It happened in a flash: impact, a dull crunch, heads rocking forward for a split second before being wrenched back again by seat belts, a stream of American muttered curses, a shot of pain knifing through my shoulder.
In the seconds following, a heavy silence poured into the taxi.
We three sibs darted looks at each other, then locked the peepers on our driver, a diminutive Vietnamese man with salt and pepper hair, wire-rimmed glasses and a well-pressed, but worn, button-down oxford. He sat looking mutely forward, both hands on the wheel, thumbs tapping to an unheard beat. He was waiting for traffic to move forward so he could follow suit.
As the seconds dragged to a full minute, I voiced a dawning realization. “He’s not going to do anything about it.”
Heads shook throughout.
“We did just get rear-ended, right?”
“Okay. Just checking,” I said.
“And he’s not going to do a fucking thing.”
“What kind of place is this?” My sister asked, with a note of wonder in her voice.
We had gotten into this habit in China of talking our alien English aloud to each other, right in front of people. We did this because for the most part—especially the further inland we traveled—no one understood, and once we realized this it became, well, great fun.
We could be out in the middle of nowhere, backwoods Yangshuo, in a village with more water buffalo than humans and we could happen upon a Chinese person with an enormous nose, toucan-like, and we could say—if we wanted to, mind you, purely hypothetical—we could say, “Wow! Look at that whopper! Bet he can smell a fart in the next village!” Or of another, “Why doesn’t this guy shave this four-inch mole hair? It’s curling like crazy.” Or to another tugging on a water buffalo’s rope leash, “How much for your lady there?” And as long as we didn’t point directly at the protuberance, or insanely long mole hair, or water buffalo, the poor Chinese would be none the wiser. They would just smile.
I am sure this happens all the time in the mostly monoglot, US of A. I completely understand it. Speaking your own language, to your own people, seems a kind of refuge in the bewildering storm that is another culture. A safe harbor. When you understand little, it is nice to sink into the known, and when you are feeling oppressed and inconsequential, an incomprehensible joke at another’s expense raises you up a little, with no real negative consequence. It was intoxicating at times.
But we weren’t in China anymore. We were in Vietnam now and hadn’t re-calibrated. We had grown careless, showing a little of our American lack-of-restraint.
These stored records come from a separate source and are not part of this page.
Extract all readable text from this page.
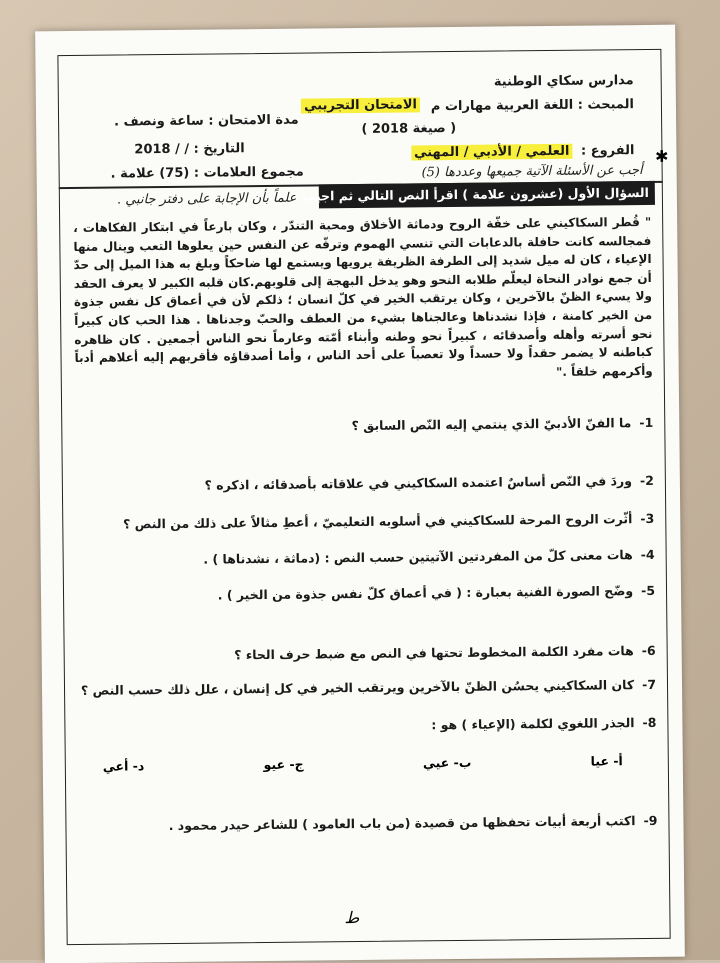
مدارس سكاي الوطنية
الامتحان التجريبي المبحث : اللغة العربية مهارات م
( صيغة 2018 )
الفروع :
العلمي / الأدبي / المهني
مدة الامتحان : ساعة ونصف .
التاريخ : / / 2018
مجموع العلامات : (75) علامة .
✱
أجب عن الأسئلة الآتية جميعها وعددها (5)
السؤال الأول (عشرون علامة ) اقرأ النص التالي ثم اجيب عما يلي :
علماً بأن الإجابة على دفتر جانبي .

" قُطر السكاكيني على خفّة الروح ودماثة الأخلاق ومحبة التندّر ، وكان بارعاً في ابتكار الفكاهات ، فمجالسه كانت حافلة بالدعابات التي تنسي الهموم وترفّه عن النفس حين يعلوها التعب وينال منها الإعياء ، كان له ميل شديد إلى الطرفة الظريفة يرويها ويستمع لها ضاحكاً وبلغ به هذا الميل إلى حدّ أن جمع نوادر النحاة ليعلّم طلابه النحو وهو يدخل البهجة إلى قلوبهم.كان قلبه الكبير لا يعرف الحقد ولا يسيء الظنّ بالآخرين ، وكان يرتقب الخير في كلّ انسان ؛ ذلكم لأن في أعماق كل نفس جذوة من الخير كامنة ، فإذا نشدناها وعالجناها بشيء من العطف والحبّ وجدناها . هذا الحب كان كبيراً نحو أسرته وأهله وأصدقائه ، كبيراً نحو وطنه وأبناء أمّته وعارماً نحو الناس أجمعين . كان ظاهره كباطنه لا يضمر حقداً ولا حسداً ولا تعصباً على أحد الناس ، وأما أصدقاؤه فأقربهم إليه أعلاهم أدباً وأكرمهم خلقاً ."

1-ما الفنّ الأدبيّ الذي ينتمي إليه النّص السابق ؟
2-وردَ في النّص أساسٌ اعتمده السكاكيني في علاقاته بأصدقائه ، اذكره ؟
3-أثّرت الروح المرحة للسكاكيني في أسلوبه التعليميّ ، أعطِ مثالاً على ذلك من النص ؟
4-هات معنى كلّ من المفردتين الآتيتين حسب النص : (دماثة ، نشدناها ) .
5-وضّح الصورة الفنية بعبارة : ( في أعماق كلّ نفس جذوة من الخير ) .
6-هات مفرد الكلمة المخطوط تحتها في النص مع ضبط حرف الحاء ؟
7-كان السكاكيني يحسُن الظنّ بالآخرين ويرتقب الخير في كل إنسان ، علل ذلك حسب النص ؟
8-الجذر اللغوي لكلمة (الإعياء ) هو :
أ- عيا
ب- عيي
ج- عيو
د- أعي
9-اكتب أربعة أبيات تحفظها من قصيدة (من باب العامود ) للشاعر حيدر محمود .
ط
So when my sister voiced her question aloud, ‘What kind of place is this?’ laced with a sort-of awestruck tone of wonder, imagine our surprise when the mild-mannered taxi driver answered in fluent English.
“This is Saigon.”
All three of us gaped. We had been struck twice in two minutes. Once from behind in a car accident that no native acknowledged, and a second time by this taxi driver’s tremendous English. What kind of place, indeed.
Hold on to your hats and glasses folks. This is Saigon.